Figura 3 – Publicidade institucional da Natura

Fonte: Sustentabilidade (2012).

Figura 4 – Publicidade institucional da Escola Capital Humano

Fonte: Capital Humano (2012).

Figura 5 – Publicidade institucional da Empresa de Embalagens Metalizada

Figura 6 – Publicidade institucional do Hospital Albert Einstein

Fonte: Albert Einstein (2012).

É possível que os símbolos usados ainda remetam a uma postura de dominação em relação ao meio ambiente e pouca importância a eles esteja sendo dada, como é colocado por Castoriadis (1982, p. 142): “toda visão funcionalista conhece e deve reconhecer o papel do simbolismo na vida social. Mas é só raramente que ela reconhece a sua importância e tende então a limitá-la. Ou o simbolismo é visto como simples revestimento neutro”.

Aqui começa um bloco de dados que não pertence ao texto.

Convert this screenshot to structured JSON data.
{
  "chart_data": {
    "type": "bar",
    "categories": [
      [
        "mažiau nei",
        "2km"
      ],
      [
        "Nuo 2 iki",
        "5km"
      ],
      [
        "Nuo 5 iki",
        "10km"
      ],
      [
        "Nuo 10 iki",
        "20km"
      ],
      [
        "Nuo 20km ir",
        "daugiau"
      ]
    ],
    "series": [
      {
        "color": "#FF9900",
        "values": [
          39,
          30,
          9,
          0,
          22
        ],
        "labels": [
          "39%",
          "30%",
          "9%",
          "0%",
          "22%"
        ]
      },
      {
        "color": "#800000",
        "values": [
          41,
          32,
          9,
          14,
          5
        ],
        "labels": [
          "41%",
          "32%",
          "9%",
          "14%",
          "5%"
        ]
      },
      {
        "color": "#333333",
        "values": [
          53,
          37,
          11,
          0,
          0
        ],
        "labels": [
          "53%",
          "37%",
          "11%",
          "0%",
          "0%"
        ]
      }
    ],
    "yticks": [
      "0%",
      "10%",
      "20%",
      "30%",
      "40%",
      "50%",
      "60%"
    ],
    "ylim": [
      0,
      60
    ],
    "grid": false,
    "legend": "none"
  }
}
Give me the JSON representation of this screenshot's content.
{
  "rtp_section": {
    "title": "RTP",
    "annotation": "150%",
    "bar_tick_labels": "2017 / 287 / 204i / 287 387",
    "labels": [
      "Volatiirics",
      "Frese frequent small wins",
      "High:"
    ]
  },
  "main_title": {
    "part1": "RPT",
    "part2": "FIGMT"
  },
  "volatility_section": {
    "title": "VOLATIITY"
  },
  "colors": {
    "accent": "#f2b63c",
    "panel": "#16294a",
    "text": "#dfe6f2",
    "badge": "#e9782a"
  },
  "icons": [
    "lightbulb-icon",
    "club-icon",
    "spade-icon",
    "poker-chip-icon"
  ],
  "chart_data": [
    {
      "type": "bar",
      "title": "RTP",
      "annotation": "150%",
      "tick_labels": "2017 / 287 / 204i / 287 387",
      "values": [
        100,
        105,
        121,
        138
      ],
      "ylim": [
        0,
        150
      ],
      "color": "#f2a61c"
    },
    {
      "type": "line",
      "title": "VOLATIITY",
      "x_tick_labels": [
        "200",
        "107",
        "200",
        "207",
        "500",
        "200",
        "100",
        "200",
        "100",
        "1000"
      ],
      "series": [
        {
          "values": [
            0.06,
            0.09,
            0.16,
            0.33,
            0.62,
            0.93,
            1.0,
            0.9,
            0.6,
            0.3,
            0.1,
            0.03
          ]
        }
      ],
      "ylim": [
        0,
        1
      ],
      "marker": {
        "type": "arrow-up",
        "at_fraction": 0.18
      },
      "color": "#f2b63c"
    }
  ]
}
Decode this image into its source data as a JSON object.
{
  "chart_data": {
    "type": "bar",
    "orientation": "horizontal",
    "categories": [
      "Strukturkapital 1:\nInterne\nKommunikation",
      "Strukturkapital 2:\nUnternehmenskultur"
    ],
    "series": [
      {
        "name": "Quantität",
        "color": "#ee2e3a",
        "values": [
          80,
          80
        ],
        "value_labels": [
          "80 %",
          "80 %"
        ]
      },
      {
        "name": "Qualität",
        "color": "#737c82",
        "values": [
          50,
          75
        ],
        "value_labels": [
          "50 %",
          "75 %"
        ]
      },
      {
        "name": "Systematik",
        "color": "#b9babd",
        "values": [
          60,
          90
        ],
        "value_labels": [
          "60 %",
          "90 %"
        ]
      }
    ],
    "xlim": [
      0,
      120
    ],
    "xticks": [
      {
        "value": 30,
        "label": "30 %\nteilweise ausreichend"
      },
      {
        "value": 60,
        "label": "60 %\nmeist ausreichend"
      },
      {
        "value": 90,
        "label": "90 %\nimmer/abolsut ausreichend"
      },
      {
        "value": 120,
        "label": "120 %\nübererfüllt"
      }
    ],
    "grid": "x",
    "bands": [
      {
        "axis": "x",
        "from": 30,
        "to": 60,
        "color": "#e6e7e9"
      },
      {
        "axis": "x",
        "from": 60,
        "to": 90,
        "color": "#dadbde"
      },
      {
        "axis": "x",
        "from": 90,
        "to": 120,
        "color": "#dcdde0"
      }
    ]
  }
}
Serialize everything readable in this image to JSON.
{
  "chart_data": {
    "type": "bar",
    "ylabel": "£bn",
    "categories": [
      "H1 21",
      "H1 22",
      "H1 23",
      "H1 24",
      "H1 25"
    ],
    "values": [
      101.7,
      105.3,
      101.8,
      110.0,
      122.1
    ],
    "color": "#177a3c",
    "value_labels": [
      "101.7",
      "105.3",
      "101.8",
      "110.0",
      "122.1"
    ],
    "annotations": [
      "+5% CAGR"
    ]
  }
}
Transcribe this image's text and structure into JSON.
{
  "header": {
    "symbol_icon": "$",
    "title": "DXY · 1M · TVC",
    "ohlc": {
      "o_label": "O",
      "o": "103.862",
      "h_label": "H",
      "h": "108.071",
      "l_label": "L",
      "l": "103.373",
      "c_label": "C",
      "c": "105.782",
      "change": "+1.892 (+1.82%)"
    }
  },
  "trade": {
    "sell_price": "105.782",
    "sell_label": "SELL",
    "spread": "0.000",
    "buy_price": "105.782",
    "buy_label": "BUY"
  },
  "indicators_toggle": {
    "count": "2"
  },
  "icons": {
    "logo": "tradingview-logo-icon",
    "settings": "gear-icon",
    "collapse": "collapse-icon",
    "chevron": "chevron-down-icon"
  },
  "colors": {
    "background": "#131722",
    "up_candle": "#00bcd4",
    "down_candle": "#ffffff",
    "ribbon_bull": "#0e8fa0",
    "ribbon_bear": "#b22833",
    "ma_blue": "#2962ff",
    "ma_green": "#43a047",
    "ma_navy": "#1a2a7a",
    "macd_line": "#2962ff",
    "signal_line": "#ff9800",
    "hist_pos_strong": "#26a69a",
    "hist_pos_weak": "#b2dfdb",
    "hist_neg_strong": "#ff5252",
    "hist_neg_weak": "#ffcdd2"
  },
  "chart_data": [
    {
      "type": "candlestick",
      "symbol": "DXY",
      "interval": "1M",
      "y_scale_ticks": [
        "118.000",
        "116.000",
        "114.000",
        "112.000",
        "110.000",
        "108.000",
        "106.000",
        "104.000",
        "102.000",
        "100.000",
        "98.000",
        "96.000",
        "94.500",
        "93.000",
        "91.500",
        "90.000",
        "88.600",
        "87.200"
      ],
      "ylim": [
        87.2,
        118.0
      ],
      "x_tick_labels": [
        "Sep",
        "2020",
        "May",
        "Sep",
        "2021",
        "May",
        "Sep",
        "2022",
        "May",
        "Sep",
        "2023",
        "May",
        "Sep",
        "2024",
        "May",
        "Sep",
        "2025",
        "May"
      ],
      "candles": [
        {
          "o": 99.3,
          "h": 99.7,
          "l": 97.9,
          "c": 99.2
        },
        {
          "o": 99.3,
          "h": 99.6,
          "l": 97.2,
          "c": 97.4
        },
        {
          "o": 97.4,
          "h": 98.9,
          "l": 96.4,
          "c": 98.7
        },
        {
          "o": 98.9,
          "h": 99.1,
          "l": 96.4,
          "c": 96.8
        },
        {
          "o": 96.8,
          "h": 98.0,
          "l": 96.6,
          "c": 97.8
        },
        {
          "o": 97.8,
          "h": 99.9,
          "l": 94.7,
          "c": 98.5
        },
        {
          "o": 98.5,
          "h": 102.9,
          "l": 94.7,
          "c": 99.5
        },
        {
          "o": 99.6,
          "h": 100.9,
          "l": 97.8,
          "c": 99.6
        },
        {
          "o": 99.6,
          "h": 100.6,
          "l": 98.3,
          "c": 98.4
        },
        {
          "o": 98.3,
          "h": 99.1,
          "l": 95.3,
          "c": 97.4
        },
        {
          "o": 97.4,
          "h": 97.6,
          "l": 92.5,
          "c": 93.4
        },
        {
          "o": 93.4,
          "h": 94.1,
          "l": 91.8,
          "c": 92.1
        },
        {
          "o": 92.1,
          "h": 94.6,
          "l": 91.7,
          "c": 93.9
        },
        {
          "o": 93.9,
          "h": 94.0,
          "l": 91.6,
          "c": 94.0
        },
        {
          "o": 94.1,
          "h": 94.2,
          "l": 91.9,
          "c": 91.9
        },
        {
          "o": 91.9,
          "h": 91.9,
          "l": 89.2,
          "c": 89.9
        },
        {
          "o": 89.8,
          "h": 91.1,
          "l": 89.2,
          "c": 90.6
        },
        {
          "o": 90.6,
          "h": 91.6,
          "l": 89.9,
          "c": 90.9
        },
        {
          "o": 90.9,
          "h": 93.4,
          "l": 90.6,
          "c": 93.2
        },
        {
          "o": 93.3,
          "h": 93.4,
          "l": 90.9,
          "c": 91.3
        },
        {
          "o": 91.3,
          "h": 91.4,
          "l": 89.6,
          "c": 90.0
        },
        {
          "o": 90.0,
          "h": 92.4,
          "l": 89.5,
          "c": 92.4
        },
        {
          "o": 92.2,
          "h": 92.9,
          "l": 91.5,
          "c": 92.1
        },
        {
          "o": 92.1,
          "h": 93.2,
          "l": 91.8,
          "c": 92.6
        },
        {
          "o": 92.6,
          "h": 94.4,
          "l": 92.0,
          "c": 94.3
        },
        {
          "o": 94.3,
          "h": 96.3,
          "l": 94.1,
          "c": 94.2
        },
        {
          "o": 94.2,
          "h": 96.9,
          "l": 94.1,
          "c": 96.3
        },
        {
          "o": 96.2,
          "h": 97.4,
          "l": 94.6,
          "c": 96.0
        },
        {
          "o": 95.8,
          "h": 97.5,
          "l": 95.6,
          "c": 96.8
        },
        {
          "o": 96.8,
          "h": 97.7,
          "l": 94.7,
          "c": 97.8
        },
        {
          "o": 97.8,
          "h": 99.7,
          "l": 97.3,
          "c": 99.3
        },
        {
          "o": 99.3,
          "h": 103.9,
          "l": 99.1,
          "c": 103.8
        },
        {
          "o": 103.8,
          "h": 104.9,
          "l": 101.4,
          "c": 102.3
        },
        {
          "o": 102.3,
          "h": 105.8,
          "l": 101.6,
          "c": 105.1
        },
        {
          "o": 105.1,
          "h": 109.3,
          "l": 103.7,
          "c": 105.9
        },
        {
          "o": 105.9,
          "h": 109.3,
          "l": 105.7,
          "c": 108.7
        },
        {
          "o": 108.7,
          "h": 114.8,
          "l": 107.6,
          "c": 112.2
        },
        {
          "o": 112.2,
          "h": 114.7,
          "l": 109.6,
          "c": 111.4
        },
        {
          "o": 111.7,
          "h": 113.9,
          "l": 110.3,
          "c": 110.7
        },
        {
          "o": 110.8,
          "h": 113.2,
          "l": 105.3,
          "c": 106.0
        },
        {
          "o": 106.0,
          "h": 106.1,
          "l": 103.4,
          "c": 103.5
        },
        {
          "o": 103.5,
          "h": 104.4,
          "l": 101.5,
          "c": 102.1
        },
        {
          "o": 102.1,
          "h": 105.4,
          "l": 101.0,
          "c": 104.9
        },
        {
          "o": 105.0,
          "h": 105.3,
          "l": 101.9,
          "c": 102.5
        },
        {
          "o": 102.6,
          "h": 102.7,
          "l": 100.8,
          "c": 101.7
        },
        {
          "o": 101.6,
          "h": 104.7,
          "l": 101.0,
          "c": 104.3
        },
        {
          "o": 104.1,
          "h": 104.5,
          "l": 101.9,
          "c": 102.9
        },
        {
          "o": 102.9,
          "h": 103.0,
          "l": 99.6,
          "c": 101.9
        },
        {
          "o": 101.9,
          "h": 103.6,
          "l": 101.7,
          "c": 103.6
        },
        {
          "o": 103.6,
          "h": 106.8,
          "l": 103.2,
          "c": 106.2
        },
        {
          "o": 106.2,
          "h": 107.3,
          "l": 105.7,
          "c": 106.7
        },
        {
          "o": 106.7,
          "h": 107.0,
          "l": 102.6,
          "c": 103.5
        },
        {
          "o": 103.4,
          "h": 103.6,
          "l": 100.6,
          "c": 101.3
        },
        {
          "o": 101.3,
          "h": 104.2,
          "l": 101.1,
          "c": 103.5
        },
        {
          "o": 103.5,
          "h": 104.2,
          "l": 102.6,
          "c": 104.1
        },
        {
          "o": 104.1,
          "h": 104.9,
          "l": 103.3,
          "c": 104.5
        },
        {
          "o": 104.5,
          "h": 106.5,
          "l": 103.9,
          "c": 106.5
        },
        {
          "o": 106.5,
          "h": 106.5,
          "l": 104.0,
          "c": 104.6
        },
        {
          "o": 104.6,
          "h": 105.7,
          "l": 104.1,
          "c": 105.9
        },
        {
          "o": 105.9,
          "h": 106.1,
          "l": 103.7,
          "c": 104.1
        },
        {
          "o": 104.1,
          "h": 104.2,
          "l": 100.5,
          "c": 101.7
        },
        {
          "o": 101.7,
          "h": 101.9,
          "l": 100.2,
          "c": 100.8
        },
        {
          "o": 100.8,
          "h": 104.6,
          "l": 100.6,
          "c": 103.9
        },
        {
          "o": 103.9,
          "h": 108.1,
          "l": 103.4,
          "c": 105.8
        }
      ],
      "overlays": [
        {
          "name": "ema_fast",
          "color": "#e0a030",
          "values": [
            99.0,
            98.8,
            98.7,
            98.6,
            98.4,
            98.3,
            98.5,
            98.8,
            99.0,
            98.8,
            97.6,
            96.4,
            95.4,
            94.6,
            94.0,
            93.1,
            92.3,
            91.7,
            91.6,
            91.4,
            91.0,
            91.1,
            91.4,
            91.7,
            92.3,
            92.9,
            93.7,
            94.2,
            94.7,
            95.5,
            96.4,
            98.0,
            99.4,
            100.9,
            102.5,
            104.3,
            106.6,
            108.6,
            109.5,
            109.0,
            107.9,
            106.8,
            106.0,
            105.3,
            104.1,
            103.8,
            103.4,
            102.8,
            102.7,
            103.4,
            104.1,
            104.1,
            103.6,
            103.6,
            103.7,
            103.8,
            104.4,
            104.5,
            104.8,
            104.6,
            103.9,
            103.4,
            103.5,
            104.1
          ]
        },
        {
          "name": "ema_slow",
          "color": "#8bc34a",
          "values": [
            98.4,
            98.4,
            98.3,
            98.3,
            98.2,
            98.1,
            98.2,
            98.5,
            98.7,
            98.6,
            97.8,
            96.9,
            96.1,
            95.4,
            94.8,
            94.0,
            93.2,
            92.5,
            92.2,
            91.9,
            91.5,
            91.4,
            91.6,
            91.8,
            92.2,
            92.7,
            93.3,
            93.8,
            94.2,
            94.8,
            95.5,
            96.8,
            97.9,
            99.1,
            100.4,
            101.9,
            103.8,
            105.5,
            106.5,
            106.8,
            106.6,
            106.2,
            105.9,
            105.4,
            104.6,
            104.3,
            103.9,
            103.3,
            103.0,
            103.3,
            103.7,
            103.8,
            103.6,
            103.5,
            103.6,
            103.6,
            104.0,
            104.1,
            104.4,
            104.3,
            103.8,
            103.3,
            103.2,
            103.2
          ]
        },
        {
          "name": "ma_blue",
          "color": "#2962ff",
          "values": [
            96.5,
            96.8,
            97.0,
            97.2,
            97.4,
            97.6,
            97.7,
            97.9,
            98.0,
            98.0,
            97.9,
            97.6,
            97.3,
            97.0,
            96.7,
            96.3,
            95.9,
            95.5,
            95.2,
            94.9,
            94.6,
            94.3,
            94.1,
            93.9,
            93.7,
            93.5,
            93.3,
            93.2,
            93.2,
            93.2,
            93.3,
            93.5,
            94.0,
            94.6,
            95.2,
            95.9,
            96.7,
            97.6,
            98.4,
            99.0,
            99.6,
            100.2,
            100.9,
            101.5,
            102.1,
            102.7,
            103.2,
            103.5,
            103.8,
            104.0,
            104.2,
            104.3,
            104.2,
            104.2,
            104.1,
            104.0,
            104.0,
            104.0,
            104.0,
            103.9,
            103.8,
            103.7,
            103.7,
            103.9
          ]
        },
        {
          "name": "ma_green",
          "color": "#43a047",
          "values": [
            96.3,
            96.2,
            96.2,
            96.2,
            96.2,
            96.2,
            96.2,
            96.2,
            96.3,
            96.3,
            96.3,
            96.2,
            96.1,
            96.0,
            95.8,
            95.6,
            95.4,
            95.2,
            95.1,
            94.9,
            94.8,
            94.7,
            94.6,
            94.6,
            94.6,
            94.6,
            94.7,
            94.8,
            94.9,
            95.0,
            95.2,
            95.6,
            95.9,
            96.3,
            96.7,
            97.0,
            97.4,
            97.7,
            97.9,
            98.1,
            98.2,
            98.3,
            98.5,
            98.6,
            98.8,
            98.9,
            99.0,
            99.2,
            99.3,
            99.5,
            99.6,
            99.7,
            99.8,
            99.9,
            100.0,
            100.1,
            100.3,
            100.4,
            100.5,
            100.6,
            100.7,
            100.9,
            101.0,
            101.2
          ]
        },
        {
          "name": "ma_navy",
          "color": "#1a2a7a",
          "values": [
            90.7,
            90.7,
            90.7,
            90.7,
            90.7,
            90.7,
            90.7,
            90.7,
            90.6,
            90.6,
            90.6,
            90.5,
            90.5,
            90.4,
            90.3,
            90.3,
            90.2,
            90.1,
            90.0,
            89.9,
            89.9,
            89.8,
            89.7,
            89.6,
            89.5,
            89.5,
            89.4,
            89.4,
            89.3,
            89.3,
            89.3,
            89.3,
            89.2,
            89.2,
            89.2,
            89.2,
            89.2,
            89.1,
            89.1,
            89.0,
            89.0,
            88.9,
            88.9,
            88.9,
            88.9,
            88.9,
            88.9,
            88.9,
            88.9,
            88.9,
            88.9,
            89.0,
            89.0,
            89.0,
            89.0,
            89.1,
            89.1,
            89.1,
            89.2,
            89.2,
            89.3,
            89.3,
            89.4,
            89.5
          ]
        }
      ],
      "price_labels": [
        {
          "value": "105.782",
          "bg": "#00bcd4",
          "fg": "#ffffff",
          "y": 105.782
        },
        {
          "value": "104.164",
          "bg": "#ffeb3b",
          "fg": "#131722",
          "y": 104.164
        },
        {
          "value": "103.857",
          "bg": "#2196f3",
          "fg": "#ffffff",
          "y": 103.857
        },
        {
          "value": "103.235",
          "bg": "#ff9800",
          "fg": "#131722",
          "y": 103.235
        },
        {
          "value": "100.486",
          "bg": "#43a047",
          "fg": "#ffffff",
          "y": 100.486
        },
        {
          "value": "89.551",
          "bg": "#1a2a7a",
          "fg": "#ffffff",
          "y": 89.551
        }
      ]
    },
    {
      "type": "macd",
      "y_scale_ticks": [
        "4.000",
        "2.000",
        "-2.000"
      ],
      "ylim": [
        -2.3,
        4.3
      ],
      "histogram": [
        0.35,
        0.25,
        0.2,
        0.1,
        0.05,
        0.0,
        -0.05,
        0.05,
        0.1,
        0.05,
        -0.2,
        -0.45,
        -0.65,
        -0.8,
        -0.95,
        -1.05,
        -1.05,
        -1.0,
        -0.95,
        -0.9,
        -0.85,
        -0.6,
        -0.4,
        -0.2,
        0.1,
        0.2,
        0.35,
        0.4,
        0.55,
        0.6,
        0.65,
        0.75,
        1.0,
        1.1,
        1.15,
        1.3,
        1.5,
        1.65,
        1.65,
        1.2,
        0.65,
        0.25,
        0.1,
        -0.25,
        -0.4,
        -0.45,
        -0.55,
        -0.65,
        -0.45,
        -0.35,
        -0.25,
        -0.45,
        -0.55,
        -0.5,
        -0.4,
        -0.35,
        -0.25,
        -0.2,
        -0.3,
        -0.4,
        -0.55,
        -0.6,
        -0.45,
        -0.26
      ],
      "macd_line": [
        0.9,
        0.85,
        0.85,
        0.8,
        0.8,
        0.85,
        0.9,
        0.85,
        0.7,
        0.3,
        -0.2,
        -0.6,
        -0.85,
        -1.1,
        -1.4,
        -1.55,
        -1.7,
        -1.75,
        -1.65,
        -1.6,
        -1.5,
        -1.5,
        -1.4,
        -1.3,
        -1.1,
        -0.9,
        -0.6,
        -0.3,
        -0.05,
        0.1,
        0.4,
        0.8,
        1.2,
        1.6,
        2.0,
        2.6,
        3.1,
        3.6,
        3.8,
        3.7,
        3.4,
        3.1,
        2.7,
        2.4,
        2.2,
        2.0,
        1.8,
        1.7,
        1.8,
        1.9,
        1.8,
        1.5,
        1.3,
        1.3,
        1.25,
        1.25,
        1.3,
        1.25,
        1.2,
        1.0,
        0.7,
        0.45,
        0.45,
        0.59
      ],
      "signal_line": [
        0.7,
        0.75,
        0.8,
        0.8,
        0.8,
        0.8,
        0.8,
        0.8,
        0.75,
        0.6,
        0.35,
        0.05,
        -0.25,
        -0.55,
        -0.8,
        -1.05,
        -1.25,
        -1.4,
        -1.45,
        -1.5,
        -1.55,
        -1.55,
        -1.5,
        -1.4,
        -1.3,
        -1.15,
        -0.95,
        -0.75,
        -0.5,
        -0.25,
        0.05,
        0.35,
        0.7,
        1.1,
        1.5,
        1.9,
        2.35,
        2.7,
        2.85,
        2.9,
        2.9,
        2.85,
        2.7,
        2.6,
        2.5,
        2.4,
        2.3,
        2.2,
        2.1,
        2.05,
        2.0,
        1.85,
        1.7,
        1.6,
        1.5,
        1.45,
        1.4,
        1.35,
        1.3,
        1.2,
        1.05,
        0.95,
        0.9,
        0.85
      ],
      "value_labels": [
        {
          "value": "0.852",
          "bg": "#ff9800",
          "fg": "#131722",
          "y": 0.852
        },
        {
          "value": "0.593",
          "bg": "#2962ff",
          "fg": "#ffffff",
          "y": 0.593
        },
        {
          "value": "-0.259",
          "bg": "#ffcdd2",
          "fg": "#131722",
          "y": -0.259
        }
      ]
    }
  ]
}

O autor reforça que as relações acontecem por meio de símbolos criados e ele questiona, afinal, o que é um símbolo? E conclui que símbolo é algo imaginado, dessa forma é a partir do imaginário que ocorre a própria existência humana, ou seja, seguindo essa linha, é impossível entender a história humana fora da categoria do imaginário e sem as estruturas simbólicas.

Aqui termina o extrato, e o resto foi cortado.